This is an informative publication, sponsored by The Fiji Sun, Fiji Bureau of Statistics and HFC Bank. All views expressed or implied are purely of the Financial Markets Analyst at
17 Feb 2018 11:00
Marginal Changes in December Inflation Numbers
The average annual rate of inflation for the twelve months to December 2017 (that is comparing the average CPI for the 12 months to December 2017 with the average for the twelve months to December 2016) stands at 3.3 percent.

This is an informative publication, sponsored by The Fiji Sun, Fiji Bureau of Statistics and HFC Bank. All views expressed or implied are purely of the Financial Markets Analyst at the HFC Bank, Shoran Devi.

Consumer Price Index is a comprehensive measure used to estimate the change in the prices of a basket of goods and services representing consumption expenditure of an economy.

The percentage change in this index over a period of time gives the rate of inflation over that specific period.

Inflation measures how much more expensive a basket of goods and services has become over a given period or in other words indicates the increase in the cost of living in a country.

To measure the average consumer’s cost of living, a survey is conducted on the households to identify a basket of commonly purchased goods and services and then track the cost of purchasing this basket over time.

The CPI basket is mostly kept constant over time for consistency, but is adjusted occasionally to reflect changing consumption patterns.

The opposite of inflation is deflation. A general decline in the price of goods and services is known as deflation.

Deflation is different from disinflation as the latter implies decrease in the level of inflation while deflation implies negative inflation.

In the latest release by the Fiji Bureau of Statistics, marginal changes were noted in the Consumer Price Index for the month of December.

There are two measures of inflation used in Fiji.

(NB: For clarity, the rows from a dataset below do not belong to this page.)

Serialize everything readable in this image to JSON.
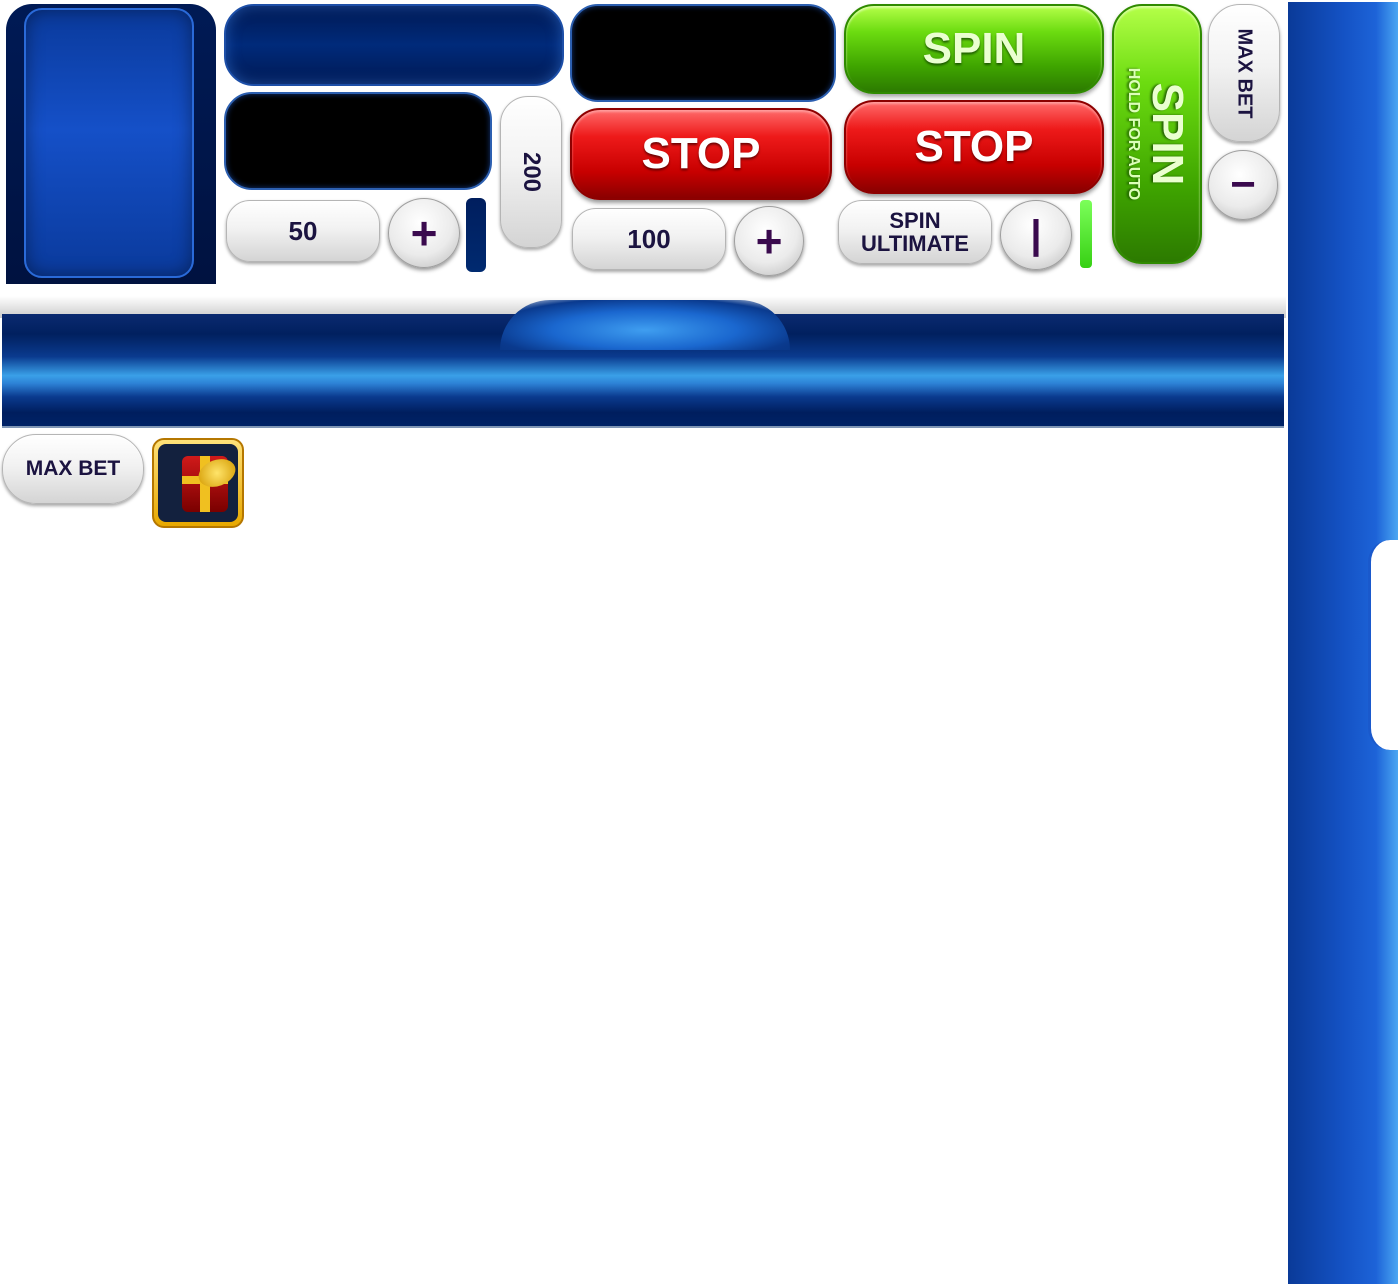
{
  "top_controls": {
    "bet_value_small": "50",
    "bet_value_mid": "100",
    "bet_value_vertical": "200",
    "plus_glyph": "+",
    "minus_glyph": "−",
    "stop_label_1": "STOP",
    "stop_label_2": "STOP",
    "spin_label": "SPIN",
    "spin_ultimate_line1": "SPIN",
    "spin_ultimate_line2": "ULTIMATE",
    "toggle_glyph": "|",
    "vertical_spin_label": "SPIN",
    "vertical_spin_sub": "HOLD FOR AUTO",
    "max_bet_vertical": "MAX BET"
  },
  "bottom_controls": {
    "max_bet_label": "MAX BET"
  },
  "icons": {
    "gift": "gift-box-icon",
    "plus": "plus-icon",
    "minus": "minus-icon"
  },
  "colors": {
    "panel_blue": "#0d47c0",
    "stop_red": "#e01010",
    "spin_green": "#5ccc08",
    "label_dark": "#1b1340"
  }
}
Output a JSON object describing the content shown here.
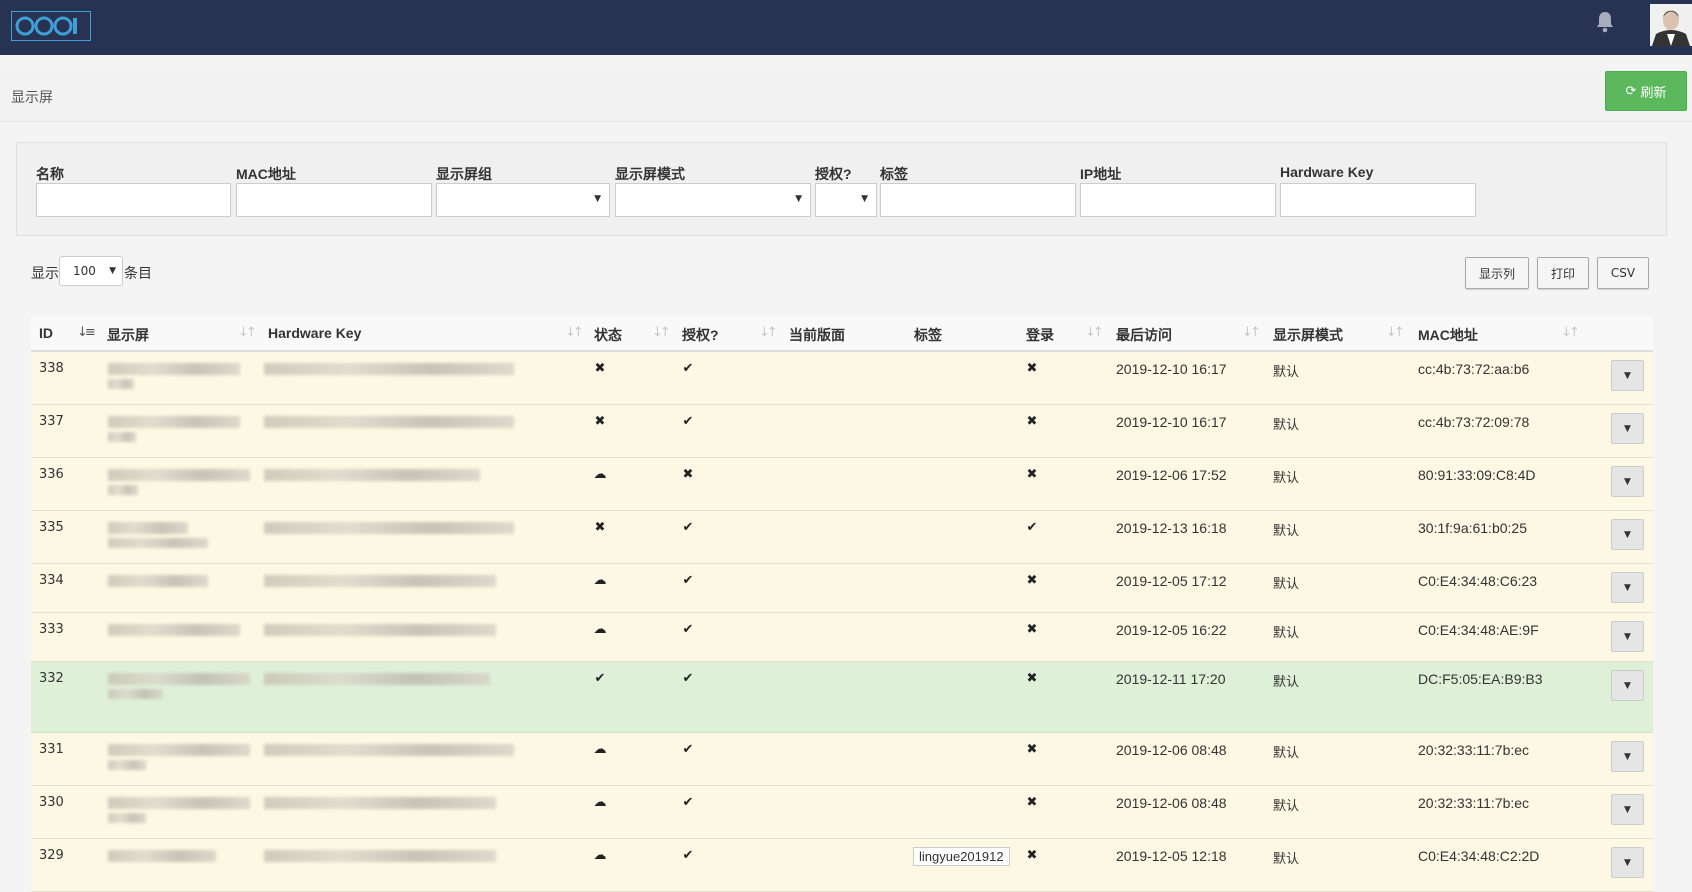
{
  "page": {
    "title": "显示屏",
    "refresh_label": "刷新"
  },
  "filters": {
    "name": "名称",
    "mac": "MAC地址",
    "group": "显示屏组",
    "mode": "显示屏模式",
    "authorised": "授权?",
    "tags": "标签",
    "ip": "IP地址",
    "hardware_key": "Hardware Key"
  },
  "table_controls": {
    "show_prefix": "显示",
    "page_size": "100",
    "entries_suffix": "条目",
    "columns_label": "显示列",
    "print_label": "打印",
    "csv_label": "CSV"
  },
  "columns": [
    "ID",
    "显示屏",
    "Hardware Key",
    "状态",
    "授权?",
    "当前版面",
    "标签",
    "登录",
    "最后访问",
    "显示屏模式",
    "MAC地址"
  ],
  "rows": [
    {
      "id": "338",
      "status": "cross",
      "auth": "check",
      "tag": "",
      "login": "cross",
      "last": "2019-12-10 16:17",
      "mode": "默认",
      "mac": "cc:4b:73:72:aa:b6"
    },
    {
      "id": "337",
      "status": "cross",
      "auth": "check",
      "tag": "",
      "login": "cross",
      "last": "2019-12-10 16:17",
      "mode": "默认",
      "mac": "cc:4b:73:72:09:78"
    },
    {
      "id": "336",
      "status": "cloud",
      "auth": "cross",
      "tag": "",
      "login": "cross",
      "last": "2019-12-06 17:52",
      "mode": "默认",
      "mac": "80:91:33:09:C8:4D"
    },
    {
      "id": "335",
      "status": "cross",
      "auth": "check",
      "tag": "",
      "login": "check",
      "last": "2019-12-13 16:18",
      "mode": "默认",
      "mac": "30:1f:9a:61:b0:25"
    },
    {
      "id": "334",
      "status": "cloud",
      "auth": "check",
      "tag": "",
      "login": "cross",
      "last": "2019-12-05 17:12",
      "mode": "默认",
      "mac": "C0:E4:34:48:C6:23"
    },
    {
      "id": "333",
      "status": "cloud",
      "auth": "check",
      "tag": "",
      "login": "cross",
      "last": "2019-12-05 16:22",
      "mode": "默认",
      "mac": "C0:E4:34:48:AE:9F"
    },
    {
      "id": "332",
      "status": "check",
      "auth": "check",
      "tag": "",
      "login": "cross",
      "last": "2019-12-11 17:20",
      "mode": "默认",
      "mac": "DC:F5:05:EA:B9:B3"
    },
    {
      "id": "331",
      "status": "cloud",
      "auth": "check",
      "tag": "",
      "login": "cross",
      "last": "2019-12-06 08:48",
      "mode": "默认",
      "mac": "20:32:33:11:7b:ec"
    },
    {
      "id": "330",
      "status": "cloud",
      "auth": "check",
      "tag": "",
      "login": "cross",
      "last": "2019-12-06 08:48",
      "mode": "默认",
      "mac": "20:32:33:11:7b:ec"
    },
    {
      "id": "329",
      "status": "cloud",
      "auth": "check",
      "tag": "lingyue201912",
      "login": "cross",
      "last": "2019-12-05 12:18",
      "mode": "默认",
      "mac": "C0:E4:34:48:C2:2D"
    }
  ],
  "icons": {
    "check": "✔",
    "cross": "✖",
    "cloud": "☁"
  },
  "colors": {
    "topbar": "#283252",
    "row_warning": "#fcf8e3",
    "row_success": "#dff0d8",
    "refresh": "#5cb85c"
  }
}
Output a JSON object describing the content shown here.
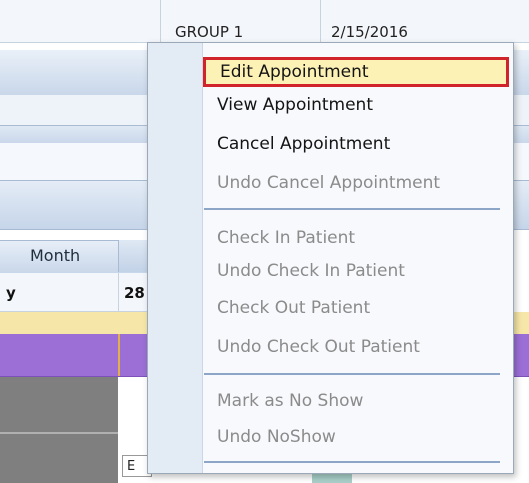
{
  "grid": {
    "group": "GROUP 1",
    "date": "2/15/2016"
  },
  "scheduler": {
    "view_label": "Month",
    "day_col_left": "y",
    "day_col_right": "28",
    "ghost_label": "E"
  },
  "context_menu": {
    "items": [
      {
        "label": "Edit Appointment",
        "enabled": true,
        "highlighted": true
      },
      {
        "label": "View Appointment",
        "enabled": true
      },
      {
        "label": "Cancel Appointment",
        "enabled": true
      },
      {
        "label": "Undo Cancel Appointment",
        "enabled": false
      },
      {
        "label": "Check In Patient",
        "enabled": false
      },
      {
        "label": "Undo Check In Patient",
        "enabled": false
      },
      {
        "label": "Check Out Patient",
        "enabled": false
      },
      {
        "label": "Undo Check Out Patient",
        "enabled": false
      },
      {
        "label": "Mark as No Show",
        "enabled": false
      },
      {
        "label": "Undo NoShow",
        "enabled": false
      }
    ]
  },
  "colors": {
    "highlight_border": "#d1232a",
    "highlight_fill": "#fdf2b6",
    "band_blue": "#c9d7ea",
    "appointment_yellow": "#f6e7a8",
    "appointment_purple": "#9b6fd6",
    "disabled_text": "#8b8b8b"
  }
}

One compares the average CPI over the past twelve months with the average CPI over the previous 12 months.

In that regard, the average annual rate of inflation for the 12 months to December 2017 (that is comparing the average CPI for the 12 months to December 2017 with the average for the 12 months to December 2016) stands at 3.3 per cent.

Details of price changes between November and December 2017 by expenditure class are as follows:

  • Food and non-alcoholic

Beverages: increased by 0.8 per cent

Higher prices were recorded for fish and sea food, vegetables, food products n.e.c. and non-alcoholic beverages such as coffee, tea & cocoa and mineral water, soft drinks & fruit juices.

 

  • Alcoholic beverages,

tobacco and narcotics: increased by 1.1per cent:

Higher prices were recorded for spirits, beer, tobacco and yaqona.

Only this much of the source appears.